Endogenous nitric oxide modulates adrenergic neural vasoconstriction in guinea-pig pulmonary artery.

1 Electrical field stimulation (EFS) of guinea-pig isolated pulmonary artery induced a frequency-dependent contraction. This was abolished by tetrodotoxin (1 μm) and prevented by phentolamine and prazosin (both 1 μm), indicating a role for α1-adrenoceptors activated by noradrenaline (NA) released from perivascular adrenergic nerves. 2 l-NG-monomethyl arginine (l-NMMA, 0.3–100 μm) caused a concentration-dependent enhancement of the EFS-induced contraction with a 3.4 ± 0.5 fold increase at 100 μm (n = 6). The augmenting effect of 30 μm l-NMMA on the contraction to EFS was completely reversed by 100–300 μm l-arginine, but not by an identical concentration of d-arginine. 3 The contractile response to exogenous NA was similarly enhanced by 30 μm l-NMMA (2.9 ± 0.6 fold increase, n = 5). 4 The contractile responses to exogenous phenylephrine and prostaglandin F2α which matched the contraction to EFS (4 Hz) were equally augmented by 30 μm l-NMMA. 5 In vessel rings submaximally contracted with the thromboxane analogue U44069 (2 μm), the selective α2-adrenoceptor agonist UK14304 induced concentration-dependent relaxation, which was abolished by removal of endothelium.
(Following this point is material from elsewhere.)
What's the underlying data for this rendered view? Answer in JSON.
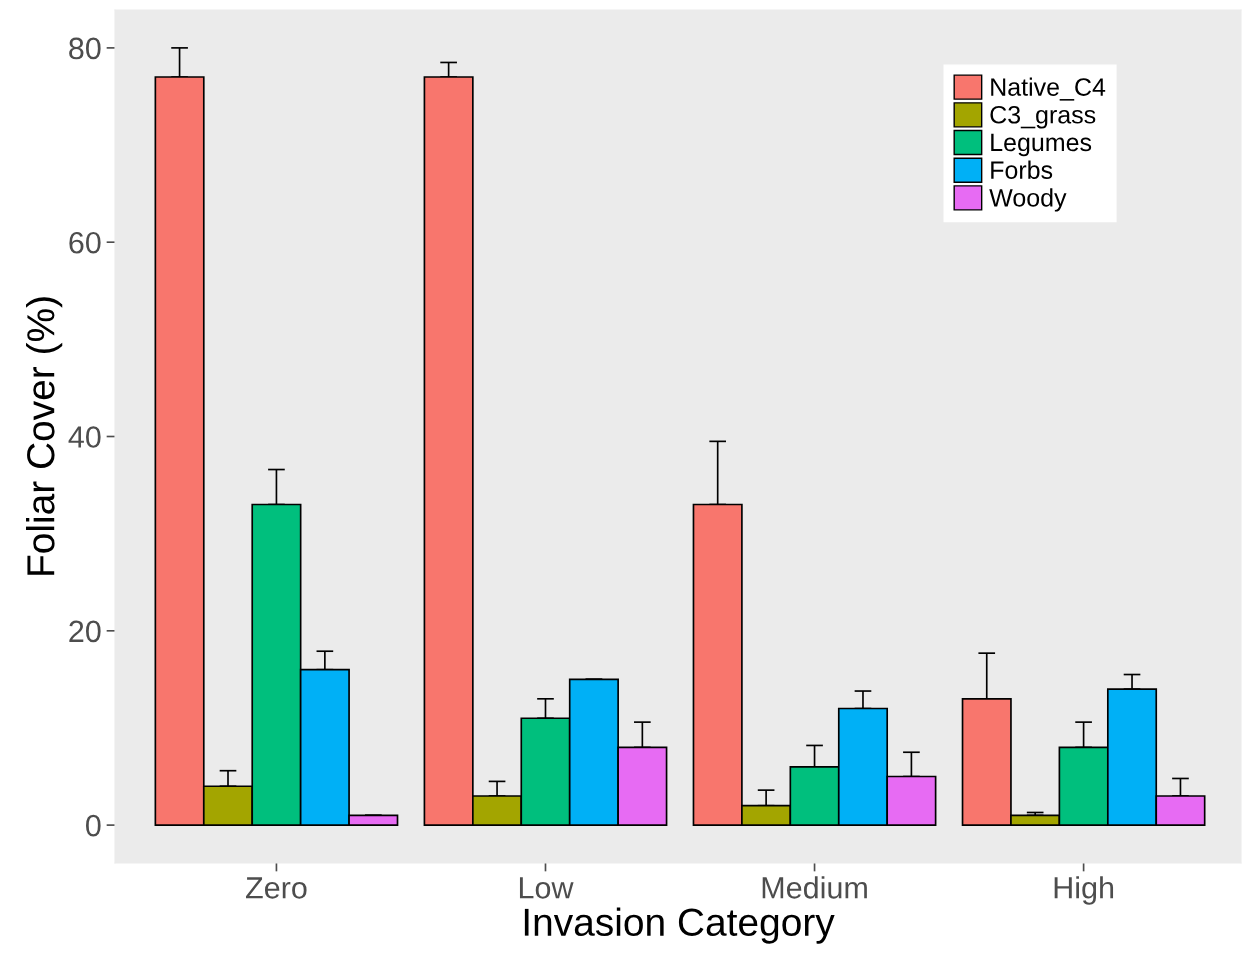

NA had little relaxant effect on these precontracted vessel rings unless in the presence of prazosin (1 μm). 6 Indomethacin had no significant effect on the contractile response to EFS or NA, indicating that vasodilator cyclo-oxygenase products such as prostacyclin are not involved in modulating these responses. 7 Our results suggest that endogenous nitric oxide inhibits the contractile response to adrenergic nerve stimulation in the guinea-pig pulmonary artery by a postjunctional mechanism, but release of prostacyclin does not modulate these responses. Basal release of nitric oxide from endothelial cells may account for this inhibition.